Hunter and I love comics more than anything in the world.  Hunter's explaining where our Thursday starts, where our Sunday ends.  All I'm thinking about is all the comic books I'm buying in between and have already bought, and sitting up here, looking at them all and eyeing a couple things that I know I want.  I'm going to see how expensive they are.

There was no break for us.  The day Valiant ended was the day that whatever this bad idea that we have is started.  We've been cooking up some books; we have a plan; there's books that are done; there's books in production; there's friends we're working with.

Whatever we do, the only thing that I know for sure we'll do is make sure it's super, super, super high quality.  It's got to be higher quality than we've approached before.  We've just got to take the time.

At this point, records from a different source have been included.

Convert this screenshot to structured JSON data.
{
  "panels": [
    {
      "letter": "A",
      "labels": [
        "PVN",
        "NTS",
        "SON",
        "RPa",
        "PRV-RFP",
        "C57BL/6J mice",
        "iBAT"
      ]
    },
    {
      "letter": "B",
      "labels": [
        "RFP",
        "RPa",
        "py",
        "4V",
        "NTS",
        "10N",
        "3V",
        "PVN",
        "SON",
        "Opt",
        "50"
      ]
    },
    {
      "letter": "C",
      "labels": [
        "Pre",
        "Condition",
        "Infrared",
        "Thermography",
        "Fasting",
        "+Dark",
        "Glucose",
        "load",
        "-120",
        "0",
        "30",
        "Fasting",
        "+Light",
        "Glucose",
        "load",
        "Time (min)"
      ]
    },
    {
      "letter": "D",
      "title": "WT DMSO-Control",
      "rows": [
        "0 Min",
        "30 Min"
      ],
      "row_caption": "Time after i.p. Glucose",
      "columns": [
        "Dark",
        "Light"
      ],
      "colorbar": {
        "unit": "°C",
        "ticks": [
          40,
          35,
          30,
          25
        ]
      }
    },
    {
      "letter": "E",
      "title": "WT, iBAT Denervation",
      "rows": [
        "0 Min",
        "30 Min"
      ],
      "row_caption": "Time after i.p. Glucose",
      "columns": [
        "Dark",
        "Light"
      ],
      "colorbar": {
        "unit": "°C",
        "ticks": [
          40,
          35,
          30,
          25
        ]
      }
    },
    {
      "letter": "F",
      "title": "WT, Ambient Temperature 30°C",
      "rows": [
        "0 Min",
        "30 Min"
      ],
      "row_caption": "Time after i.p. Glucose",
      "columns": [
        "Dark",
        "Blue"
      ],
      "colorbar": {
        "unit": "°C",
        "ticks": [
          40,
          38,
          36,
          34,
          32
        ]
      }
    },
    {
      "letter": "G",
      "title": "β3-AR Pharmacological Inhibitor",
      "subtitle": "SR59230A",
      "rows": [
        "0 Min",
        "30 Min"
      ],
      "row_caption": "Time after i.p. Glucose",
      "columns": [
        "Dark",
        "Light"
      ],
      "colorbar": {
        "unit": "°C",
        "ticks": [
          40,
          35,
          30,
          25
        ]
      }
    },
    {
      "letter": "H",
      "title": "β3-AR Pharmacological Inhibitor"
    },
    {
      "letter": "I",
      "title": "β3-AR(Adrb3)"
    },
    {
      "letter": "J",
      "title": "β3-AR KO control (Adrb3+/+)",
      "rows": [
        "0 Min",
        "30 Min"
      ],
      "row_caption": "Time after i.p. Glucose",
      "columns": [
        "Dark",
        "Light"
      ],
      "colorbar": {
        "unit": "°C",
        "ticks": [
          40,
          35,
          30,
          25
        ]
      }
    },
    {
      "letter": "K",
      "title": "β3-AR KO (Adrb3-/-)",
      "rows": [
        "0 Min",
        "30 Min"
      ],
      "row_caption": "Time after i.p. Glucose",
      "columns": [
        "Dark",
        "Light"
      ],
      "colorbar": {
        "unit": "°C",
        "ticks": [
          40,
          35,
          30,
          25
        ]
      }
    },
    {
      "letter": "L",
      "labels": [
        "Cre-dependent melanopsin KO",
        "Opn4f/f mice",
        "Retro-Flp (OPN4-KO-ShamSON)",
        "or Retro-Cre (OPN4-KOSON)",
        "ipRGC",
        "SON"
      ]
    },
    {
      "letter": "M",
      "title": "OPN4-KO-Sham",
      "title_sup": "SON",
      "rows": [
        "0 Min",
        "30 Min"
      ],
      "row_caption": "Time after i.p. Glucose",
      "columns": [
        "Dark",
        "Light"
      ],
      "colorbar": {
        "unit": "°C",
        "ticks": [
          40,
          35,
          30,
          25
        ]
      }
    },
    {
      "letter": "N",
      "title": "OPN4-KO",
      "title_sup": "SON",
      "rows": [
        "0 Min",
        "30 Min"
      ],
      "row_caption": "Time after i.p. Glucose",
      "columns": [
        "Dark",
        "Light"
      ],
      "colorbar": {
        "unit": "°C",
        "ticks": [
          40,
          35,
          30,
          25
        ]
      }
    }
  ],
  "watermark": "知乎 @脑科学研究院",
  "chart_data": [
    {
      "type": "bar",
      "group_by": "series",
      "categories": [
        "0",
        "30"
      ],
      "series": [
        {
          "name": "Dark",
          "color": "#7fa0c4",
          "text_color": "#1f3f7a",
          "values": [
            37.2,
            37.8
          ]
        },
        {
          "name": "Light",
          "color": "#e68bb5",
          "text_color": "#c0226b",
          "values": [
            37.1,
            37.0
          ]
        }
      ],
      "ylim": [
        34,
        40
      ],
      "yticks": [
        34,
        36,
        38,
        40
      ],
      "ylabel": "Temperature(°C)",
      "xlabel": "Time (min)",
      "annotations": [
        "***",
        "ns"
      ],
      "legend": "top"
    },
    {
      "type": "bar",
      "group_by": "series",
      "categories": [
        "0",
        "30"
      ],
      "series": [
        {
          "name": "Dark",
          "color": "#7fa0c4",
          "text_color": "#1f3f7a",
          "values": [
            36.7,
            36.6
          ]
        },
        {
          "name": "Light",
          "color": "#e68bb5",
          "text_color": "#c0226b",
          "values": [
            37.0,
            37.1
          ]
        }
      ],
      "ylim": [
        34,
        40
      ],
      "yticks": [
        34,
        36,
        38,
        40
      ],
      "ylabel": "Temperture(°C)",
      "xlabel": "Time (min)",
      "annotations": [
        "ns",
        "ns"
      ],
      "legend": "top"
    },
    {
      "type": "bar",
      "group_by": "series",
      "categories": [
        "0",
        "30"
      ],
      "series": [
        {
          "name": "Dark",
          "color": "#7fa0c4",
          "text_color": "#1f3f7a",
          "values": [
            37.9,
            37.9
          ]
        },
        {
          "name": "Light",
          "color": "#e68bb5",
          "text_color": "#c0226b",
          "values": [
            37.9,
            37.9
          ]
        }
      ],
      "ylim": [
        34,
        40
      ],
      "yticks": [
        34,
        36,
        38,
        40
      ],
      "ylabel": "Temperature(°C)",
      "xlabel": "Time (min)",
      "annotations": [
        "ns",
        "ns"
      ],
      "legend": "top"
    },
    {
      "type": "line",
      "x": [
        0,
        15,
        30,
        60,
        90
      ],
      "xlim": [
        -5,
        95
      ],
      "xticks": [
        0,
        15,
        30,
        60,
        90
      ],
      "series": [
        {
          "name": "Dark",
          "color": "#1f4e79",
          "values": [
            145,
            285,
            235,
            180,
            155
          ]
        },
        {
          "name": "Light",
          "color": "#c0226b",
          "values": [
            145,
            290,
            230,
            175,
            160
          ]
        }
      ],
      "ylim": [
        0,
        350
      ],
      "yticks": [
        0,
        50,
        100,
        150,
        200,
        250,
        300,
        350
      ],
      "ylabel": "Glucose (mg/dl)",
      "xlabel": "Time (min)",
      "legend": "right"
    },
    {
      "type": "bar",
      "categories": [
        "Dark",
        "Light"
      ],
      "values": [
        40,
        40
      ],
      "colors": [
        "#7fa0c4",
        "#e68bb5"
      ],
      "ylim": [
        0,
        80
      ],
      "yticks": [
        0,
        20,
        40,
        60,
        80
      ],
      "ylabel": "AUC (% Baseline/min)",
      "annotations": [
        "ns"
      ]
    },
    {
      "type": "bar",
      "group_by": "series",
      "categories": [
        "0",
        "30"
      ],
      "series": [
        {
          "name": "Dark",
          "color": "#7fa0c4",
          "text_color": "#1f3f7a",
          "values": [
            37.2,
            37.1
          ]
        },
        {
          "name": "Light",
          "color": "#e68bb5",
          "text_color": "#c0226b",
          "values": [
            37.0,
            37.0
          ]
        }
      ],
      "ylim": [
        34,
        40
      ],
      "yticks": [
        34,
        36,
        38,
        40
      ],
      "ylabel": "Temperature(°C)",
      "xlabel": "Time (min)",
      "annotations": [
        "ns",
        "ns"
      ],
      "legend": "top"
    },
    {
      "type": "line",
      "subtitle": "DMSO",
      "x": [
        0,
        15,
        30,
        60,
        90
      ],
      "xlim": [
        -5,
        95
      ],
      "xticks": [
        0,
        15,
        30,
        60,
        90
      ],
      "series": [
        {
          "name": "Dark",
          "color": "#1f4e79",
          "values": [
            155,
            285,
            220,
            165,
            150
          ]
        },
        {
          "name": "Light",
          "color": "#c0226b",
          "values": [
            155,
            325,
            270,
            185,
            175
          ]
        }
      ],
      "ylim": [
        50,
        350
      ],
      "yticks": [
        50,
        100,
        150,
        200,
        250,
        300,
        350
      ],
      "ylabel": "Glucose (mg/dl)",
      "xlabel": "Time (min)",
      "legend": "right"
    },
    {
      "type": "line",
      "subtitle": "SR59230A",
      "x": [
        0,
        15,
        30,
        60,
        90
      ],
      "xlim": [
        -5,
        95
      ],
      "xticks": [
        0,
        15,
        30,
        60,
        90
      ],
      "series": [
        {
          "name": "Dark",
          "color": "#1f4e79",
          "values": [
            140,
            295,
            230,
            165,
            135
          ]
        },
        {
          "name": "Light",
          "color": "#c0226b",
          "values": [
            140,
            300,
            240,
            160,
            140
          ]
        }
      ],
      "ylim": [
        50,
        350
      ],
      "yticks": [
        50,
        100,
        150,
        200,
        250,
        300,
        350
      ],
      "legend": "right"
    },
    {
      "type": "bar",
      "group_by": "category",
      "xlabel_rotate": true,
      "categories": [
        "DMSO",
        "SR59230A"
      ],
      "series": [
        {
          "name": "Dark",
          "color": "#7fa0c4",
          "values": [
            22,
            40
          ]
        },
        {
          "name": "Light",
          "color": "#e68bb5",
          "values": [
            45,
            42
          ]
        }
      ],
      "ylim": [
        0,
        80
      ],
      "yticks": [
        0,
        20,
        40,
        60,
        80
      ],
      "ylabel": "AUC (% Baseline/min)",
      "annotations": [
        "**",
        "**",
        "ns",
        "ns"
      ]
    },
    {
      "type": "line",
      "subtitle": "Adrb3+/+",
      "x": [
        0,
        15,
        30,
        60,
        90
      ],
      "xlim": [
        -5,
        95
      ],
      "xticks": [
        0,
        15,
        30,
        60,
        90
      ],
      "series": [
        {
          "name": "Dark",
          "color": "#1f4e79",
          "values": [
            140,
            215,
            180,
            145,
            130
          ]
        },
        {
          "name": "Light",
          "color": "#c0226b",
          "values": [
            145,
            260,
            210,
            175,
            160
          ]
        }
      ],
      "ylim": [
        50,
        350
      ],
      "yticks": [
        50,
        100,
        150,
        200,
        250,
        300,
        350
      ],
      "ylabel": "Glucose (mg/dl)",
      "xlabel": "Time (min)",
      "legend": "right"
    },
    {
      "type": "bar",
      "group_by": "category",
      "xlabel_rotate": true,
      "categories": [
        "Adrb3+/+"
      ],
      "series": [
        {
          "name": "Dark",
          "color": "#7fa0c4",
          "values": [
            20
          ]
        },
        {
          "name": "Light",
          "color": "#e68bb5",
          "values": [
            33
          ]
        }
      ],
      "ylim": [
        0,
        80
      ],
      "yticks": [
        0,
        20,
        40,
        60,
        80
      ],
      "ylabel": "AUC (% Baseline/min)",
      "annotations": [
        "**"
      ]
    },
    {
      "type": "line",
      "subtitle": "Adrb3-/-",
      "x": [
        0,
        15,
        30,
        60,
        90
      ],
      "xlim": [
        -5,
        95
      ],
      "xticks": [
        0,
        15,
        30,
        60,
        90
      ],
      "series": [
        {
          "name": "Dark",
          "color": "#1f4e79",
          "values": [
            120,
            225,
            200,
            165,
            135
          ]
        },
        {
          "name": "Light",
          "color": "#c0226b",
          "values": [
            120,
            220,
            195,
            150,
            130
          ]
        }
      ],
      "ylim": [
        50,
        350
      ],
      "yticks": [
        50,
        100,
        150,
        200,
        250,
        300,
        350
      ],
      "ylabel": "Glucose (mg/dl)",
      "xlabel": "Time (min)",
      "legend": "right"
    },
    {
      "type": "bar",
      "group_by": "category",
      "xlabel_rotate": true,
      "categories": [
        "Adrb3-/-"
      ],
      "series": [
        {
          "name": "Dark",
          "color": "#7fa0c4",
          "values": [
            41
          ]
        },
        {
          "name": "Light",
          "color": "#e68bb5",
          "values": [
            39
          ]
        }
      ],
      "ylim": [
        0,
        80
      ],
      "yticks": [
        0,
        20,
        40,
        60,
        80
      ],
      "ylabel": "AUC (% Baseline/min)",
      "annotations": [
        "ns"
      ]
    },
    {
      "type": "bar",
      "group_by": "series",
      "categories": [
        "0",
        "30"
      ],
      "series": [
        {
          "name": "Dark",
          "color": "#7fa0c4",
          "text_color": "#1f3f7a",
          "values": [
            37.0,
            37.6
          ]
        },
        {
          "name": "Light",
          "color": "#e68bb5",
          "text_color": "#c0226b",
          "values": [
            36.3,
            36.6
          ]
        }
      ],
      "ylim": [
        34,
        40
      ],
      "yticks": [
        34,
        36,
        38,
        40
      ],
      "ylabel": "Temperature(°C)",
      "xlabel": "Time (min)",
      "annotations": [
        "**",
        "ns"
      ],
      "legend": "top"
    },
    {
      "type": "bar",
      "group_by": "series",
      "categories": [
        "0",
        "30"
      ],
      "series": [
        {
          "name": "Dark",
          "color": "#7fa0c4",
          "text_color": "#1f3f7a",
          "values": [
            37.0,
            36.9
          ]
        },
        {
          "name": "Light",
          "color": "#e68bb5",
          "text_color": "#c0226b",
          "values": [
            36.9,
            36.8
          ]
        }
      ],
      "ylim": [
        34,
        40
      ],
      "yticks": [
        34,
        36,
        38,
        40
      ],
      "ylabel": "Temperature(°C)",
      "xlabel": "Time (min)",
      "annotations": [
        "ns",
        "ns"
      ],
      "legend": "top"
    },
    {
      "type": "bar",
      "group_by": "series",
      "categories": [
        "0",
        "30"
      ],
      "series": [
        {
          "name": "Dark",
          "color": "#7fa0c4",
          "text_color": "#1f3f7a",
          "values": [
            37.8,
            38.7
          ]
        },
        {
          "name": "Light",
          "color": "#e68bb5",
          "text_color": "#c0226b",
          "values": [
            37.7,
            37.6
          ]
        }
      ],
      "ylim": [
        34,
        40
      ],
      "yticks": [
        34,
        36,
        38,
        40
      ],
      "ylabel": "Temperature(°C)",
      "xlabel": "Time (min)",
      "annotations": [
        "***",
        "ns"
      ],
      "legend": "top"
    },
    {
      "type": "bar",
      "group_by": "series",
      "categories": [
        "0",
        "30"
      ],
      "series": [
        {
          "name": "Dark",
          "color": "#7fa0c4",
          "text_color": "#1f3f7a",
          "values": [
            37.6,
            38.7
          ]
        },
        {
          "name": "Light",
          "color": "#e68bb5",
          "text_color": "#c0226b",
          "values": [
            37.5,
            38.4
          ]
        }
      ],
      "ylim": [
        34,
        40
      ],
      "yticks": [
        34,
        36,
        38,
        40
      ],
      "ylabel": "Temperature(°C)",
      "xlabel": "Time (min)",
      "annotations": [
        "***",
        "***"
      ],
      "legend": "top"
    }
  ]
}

Gorinson:  We've known each other for a little bit of time.  I think you would know that there's probably nothing that Dinesh and I are as passionate about as the medium of comics.  I think it has always been a foregone conclusion that whatever we did with Hivemind, in film, TV, or any place else, we would get back into comics in some capacity.  Watch this space.

Are you going to do it on your own or package for somebody else?
Shamdasani:  We'll do it on our own.

Do you have a timetable?
Gorinson:  Expect news soon.

Shamdasani:  Q1 next year or slightly earlier than Q1 next year is where we'd like…

Gorinson:  Expect news soon.

[laughs]
Shamdasani:  OK, expect news soon.

Anything else you want our readers to know about what's going on in Hivemind?
Gorinson:  Bloodshot comes out in February, same weekend as ComicsPro, which we're excited about.